Nachdem wir unser Visum erfolgreich verlängert haben, war erstmal warten angesagt. Der offiziell nächste Termin sollte erst in 5 Tagen sein und bis dahin mussten wir uns irgendwie die Zeit vertreiben. Dies taten wir zum Beispiel in Form eines Konzertes. Unser Pastor Chris ist Mitglied einer Band und am Abend würden sie in einer Bar ihre Songs zum Besten geben. Das haben wir uns nicht zweimal sagen lassen. Schließlich haben wir eben diese Band schon einmal live gesehen und waren begeistert. Auch, wenn ich den Text absolut nicht verstehe, wurde mir die jeweilige Message der Lieder erklärt und einen Ohrwurm der fesselnden Songs nahm ich auch gerne in Kauf. Gesagt getan: Nach einer langen Autofahrt aufgrund des Verkehrs in Manila, saßen wir endlich in einer typischen Kneipe. Sie war klein und gemütlich rustikal. Die Menschen waren gut gelaunt und ließen die Korken knallen. Nach einigen motivierenden, politischen Reden gegen die Regierung, begann dann endlich das eigentliche Konzert. Plötzlich stürmten Menschenmassen in den eigentlich relativ kleinen Raum (mag an der Musik oder auch am prasslenden Regen gelegen haben). Nun saßen wir da, lauschten der Musik, konnten aber absolut nichts sehen, da zu viele Menschen vor uns standen. Desto später es wurde, desto ausgelassener wurde die Stimmung. Es kam ein (eventuell nur ganz leicht angetrunkener) Mann auf uns zu und rief: „Hey Girls! Where are you from?“. Nachdem wir erklärten, was unser Heimatland sei, fing er plötzlich an, auf deutsch zu sprechen. Etwas erschrocken habe ich mich da schon. Seit zirka 5 Jahren lebt Christoph aus Mannheim nun schon hier aufgrund seiner großen Liebe zu einer Filipina. Und Geld kann man hier anscheinend auch nicht schlecht verdienen.

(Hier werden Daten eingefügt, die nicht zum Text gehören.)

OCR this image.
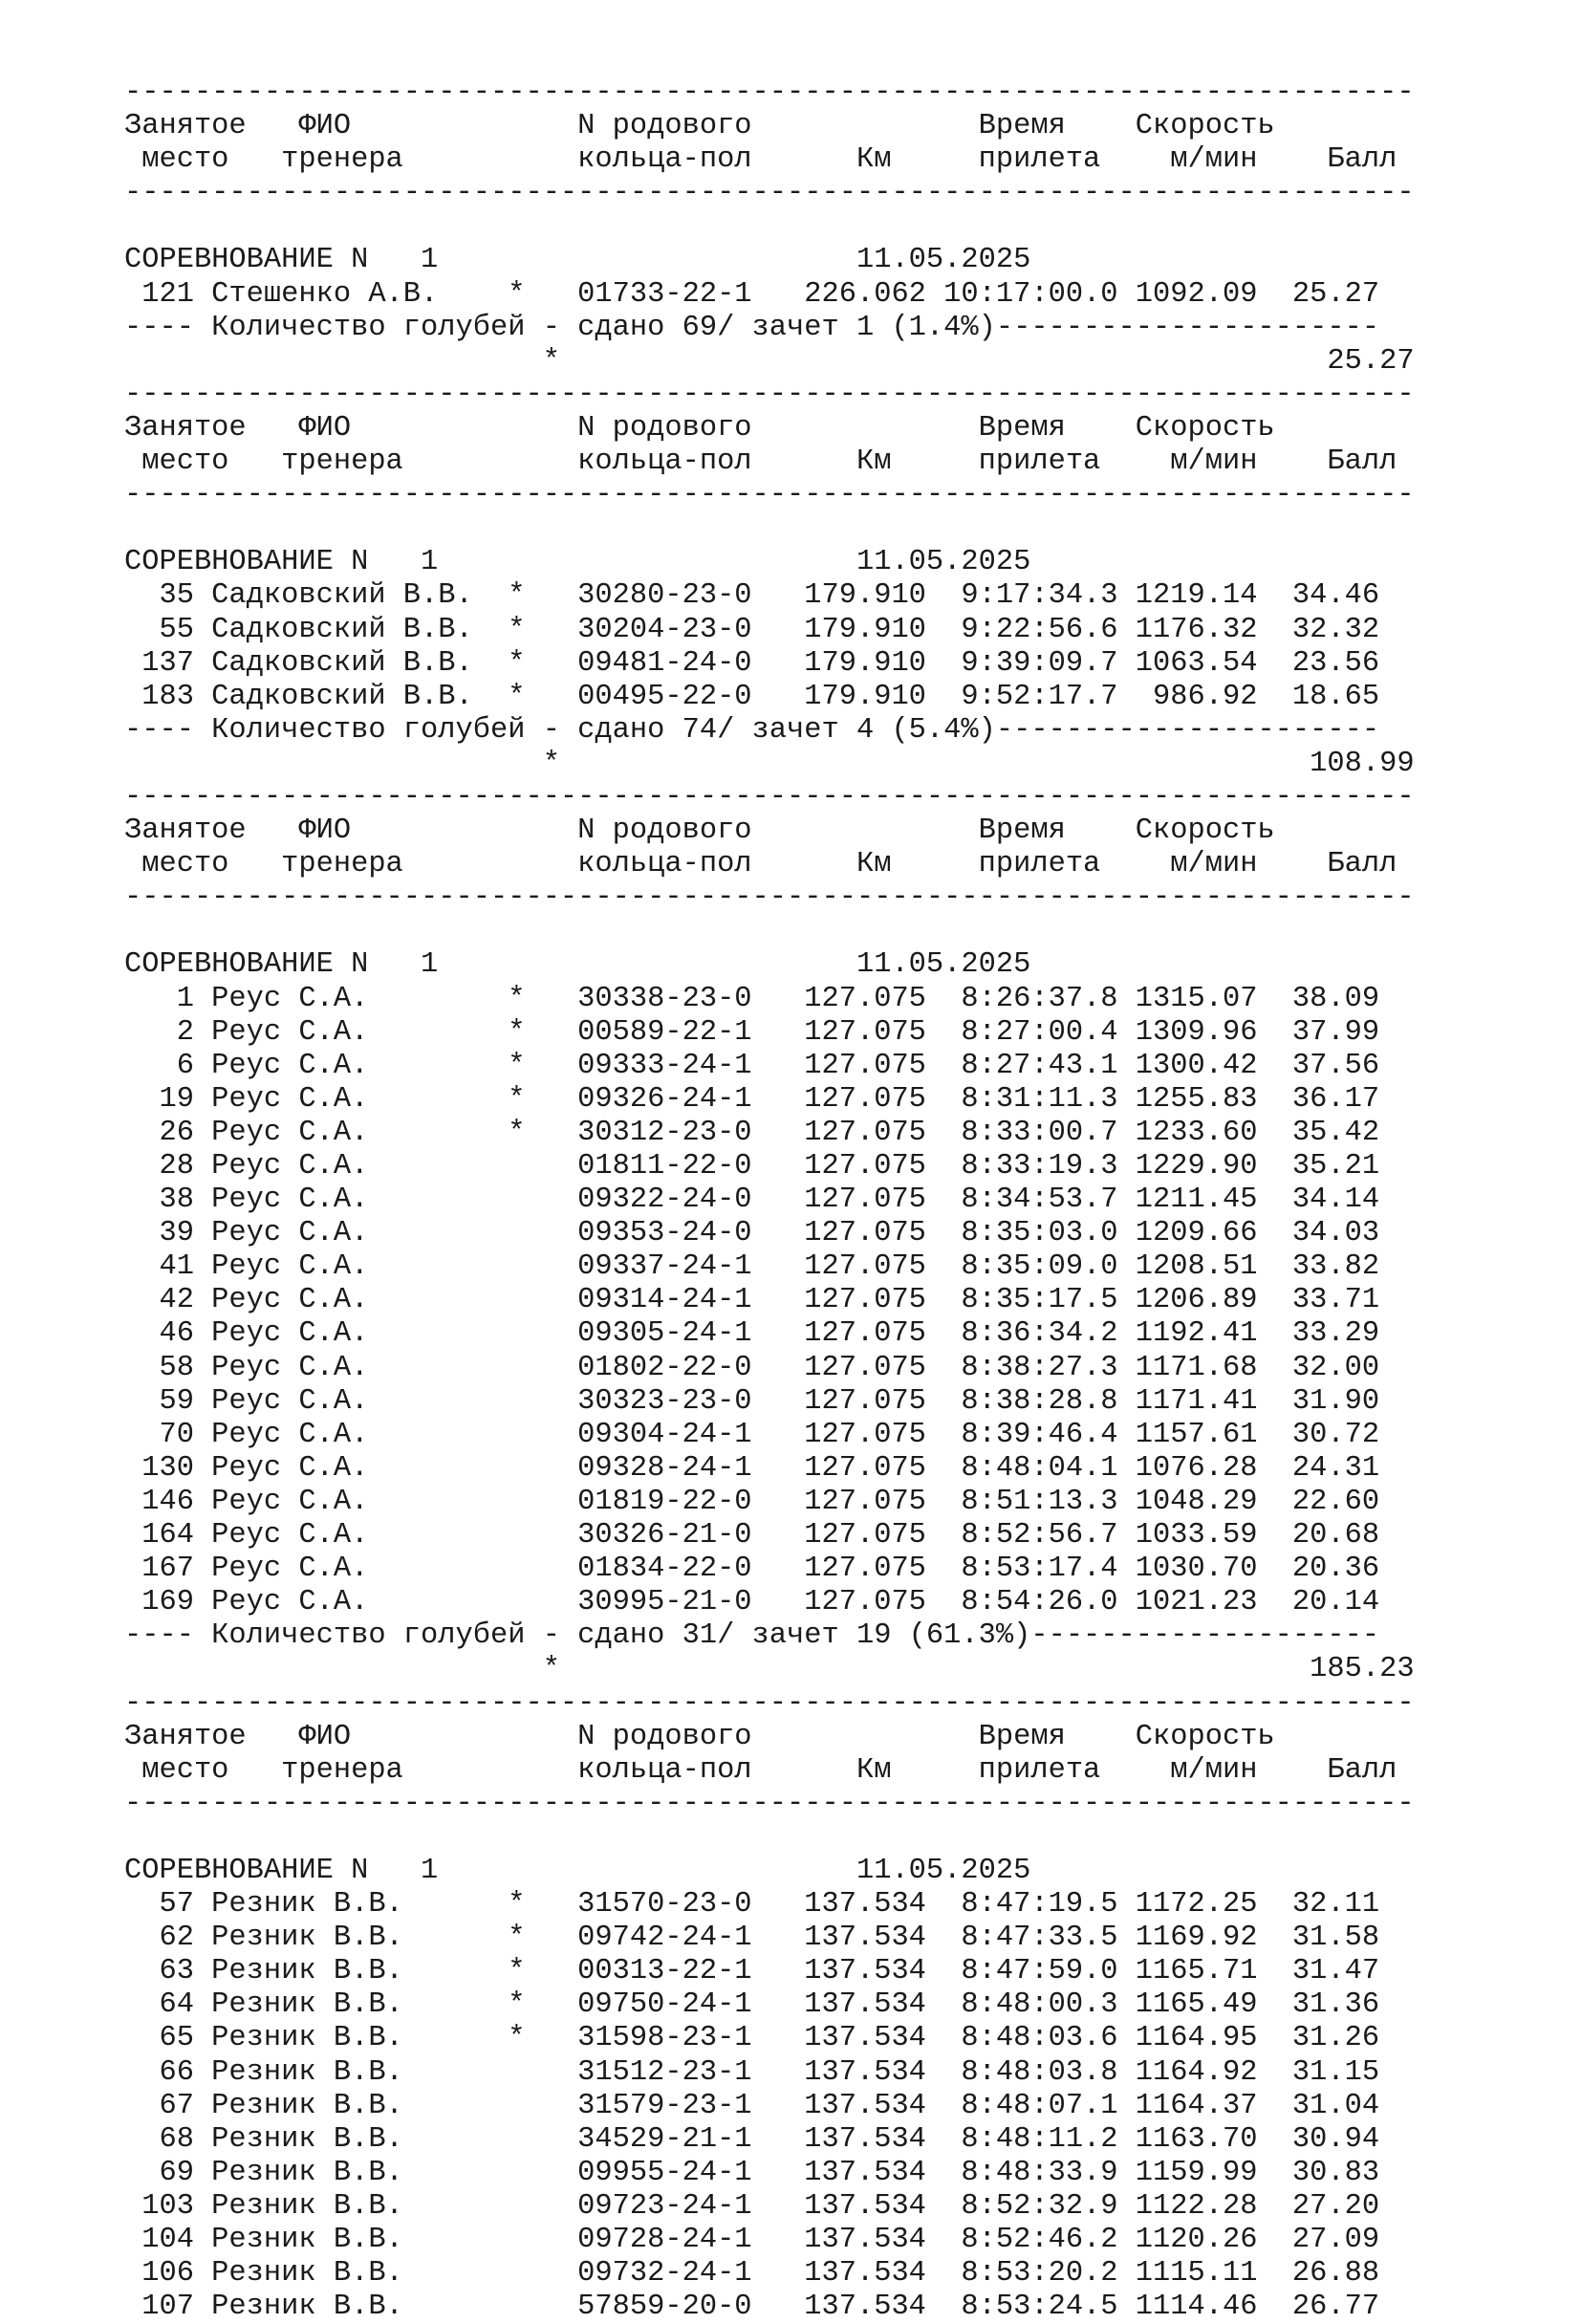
--------------------------------------------------------------------------
Занятое   ФИО             N родового             Время    Скорость
место   тренера          кольца-пол      Км     прилета    м/мин    Балл
--------------------------------------------------------------------------

СОРЕВНОВАНИЕ N   1                        11.05.2025
121 Стешенко А.В.    *   01733-22-1   226.062 10:17:00.0 1092.09  25.27
---- Количество голубей - сдано 69/ зачет 1 (1.4%)----------------------
*                                            25.27
--------------------------------------------------------------------------
Занятое   ФИО             N родового             Время    Скорость
место   тренера          кольца-пол      Км     прилета    м/мин    Балл
--------------------------------------------------------------------------

СОРЕВНОВАНИЕ N   1                        11.05.2025
35 Садковский В.В.  *   30280-23-0   179.910  9:17:34.3 1219.14  34.46
55 Садковский В.В.  *   30204-23-0   179.910  9:22:56.6 1176.32  32.32
137 Садковский В.В.  *   09481-24-0   179.910  9:39:09.7 1063.54  23.56
183 Садковский В.В.  *   00495-22-0   179.910  9:52:17.7  986.92  18.65
---- Количество голубей - сдано 74/ зачет 4 (5.4%)----------------------
*                                           108.99
--------------------------------------------------------------------------
Занятое   ФИО             N родового             Время    Скорость
место   тренера          кольца-пол      Км     прилета    м/мин    Балл
--------------------------------------------------------------------------

СОРЕВНОВАНИЕ N   1                        11.05.2025
1 Реус С.А.        *   30338-23-0   127.075  8:26:37.8 1315.07  38.09
2 Реус С.А.        *   00589-22-1   127.075  8:27:00.4 1309.96  37.99
6 Реус С.А.        *   09333-24-1   127.075  8:27:43.1 1300.42  37.56
19 Реус С.А.        *   09326-24-1   127.075  8:31:11.3 1255.83  36.17
26 Реус С.А.        *   30312-23-0   127.075  8:33:00.7 1233.60  35.42
28 Реус С.А.            01811-22-0   127.075  8:33:19.3 1229.90  35.21
38 Реус С.А.            09322-24-0   127.075  8:34:53.7 1211.45  34.14
39 Реус С.А.            09353-24-0   127.075  8:35:03.0 1209.66  34.03
41 Реус С.А.            09337-24-1   127.075  8:35:09.0 1208.51  33.82
42 Реус С.А.            09314-24-1   127.075  8:35:17.5 1206.89  33.71
46 Реус С.А.            09305-24-1   127.075  8:36:34.2 1192.41  33.29
58 Реус С.А.            01802-22-0   127.075  8:38:27.3 1171.68  32.00
59 Реус С.А.            30323-23-0   127.075  8:38:28.8 1171.41  31.90
70 Реус С.А.            09304-24-1   127.075  8:39:46.4 1157.61  30.72
130 Реус С.А.            09328-24-1   127.075  8:48:04.1 1076.28  24.31
146 Реус С.А.            01819-22-0   127.075  8:51:13.3 1048.29  22.60
164 Реус С.А.            30326-21-0   127.075  8:52:56.7 1033.59  20.68
167 Реус С.А.            01834-22-0   127.075  8:53:17.4 1030.70  20.36
169 Реус С.А.            30995-21-0   127.075  8:54:26.0 1021.23  20.14
---- Количество голубей - сдано 31/ зачет 19 (61.3%)--------------------
*                                           185.23
--------------------------------------------------------------------------
Занятое   ФИО             N родового             Время    Скорость
место   тренера          кольца-пол      Км     прилета    м/мин    Балл
--------------------------------------------------------------------------

СОРЕВНОВАНИЕ N   1                        11.05.2025
57 Резник В.В.      *   31570-23-0   137.534  8:47:19.5 1172.25  32.11
62 Резник В.В.      *   09742-24-1   137.534  8:47:33.5 1169.92  31.58
63 Резник В.В.      *   00313-22-1   137.534  8:47:59.0 1165.71  31.47
64 Резник В.В.      *   09750-24-1   137.534  8:48:00.3 1165.49  31.36
65 Резник В.В.      *   31598-23-1   137.534  8:48:03.6 1164.95  31.26
66 Резник В.В.          31512-23-1   137.534  8:48:03.8 1164.92  31.15
67 Резник В.В.          31579-23-1   137.534  8:48:07.1 1164.37  31.04
68 Резник В.В.          34529-21-1   137.534  8:48:11.2 1163.70  30.94
69 Резник В.В.          09955-24-1   137.534  8:48:33.9 1159.99  30.83
103 Резник В.В.          09723-24-1   137.534  8:52:32.9 1122.28  27.20
104 Резник В.В.          09728-24-1   137.534  8:52:46.2 1120.26  27.09
106 Резник В.В.          09732-24-1   137.534  8:53:20.2 1115.11  26.88
107 Резник В.В.          57859-20-0   137.534  8:53:24.5 1114.46  26.77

Um unsere Zeit anderweitig zu vertreiben, gingen wir in eine der vielen Malls von Manila. Robinson’s ist 5-stöckig und extrem unübersichtlich (wobei das noch untertrieben ist). Auf einem Monitor am Eingang kann man alle möglichen Geschäfte sehen und sich den Weg zeigen lassen. Trotz dessen ist es uns nur über viele Umwege gelungen, besagte Geschäfte auch aufzufinden. Man fühlt sich etwas wie bei Ikea. So richtig brauchen tut man nichts, verlaufen steht auf der Tagesordnung und trotzdem kommt man am Ende mit Dingen nach Hause, die man gar nicht gesucht hat. Beispielsweise schaute ich ursprünglich nach Halsschmerztabletten und verließ die Mall am Ende mit einem neuen Aufladekabel (Frag mich nicht, wie ich von der Apotheke zum Technik-Geschäft kam).

An einem weiteren Tag trafen wir uns mit zwei deutschen Freiwilligen, die ebenso mit der Organisation „weltwärts“ unterwegs sind. Zusammen schauten wir uns die bekannteste (und absolut größte, die ich jemals gesehen habe) Mall und auch den Sonnenuntergang an.

Es ist sehr interessant, die anderen Einsatzstellen kennenzulernen und zu erfahren, wie anders man dasselbe Land wahrnehmen kann.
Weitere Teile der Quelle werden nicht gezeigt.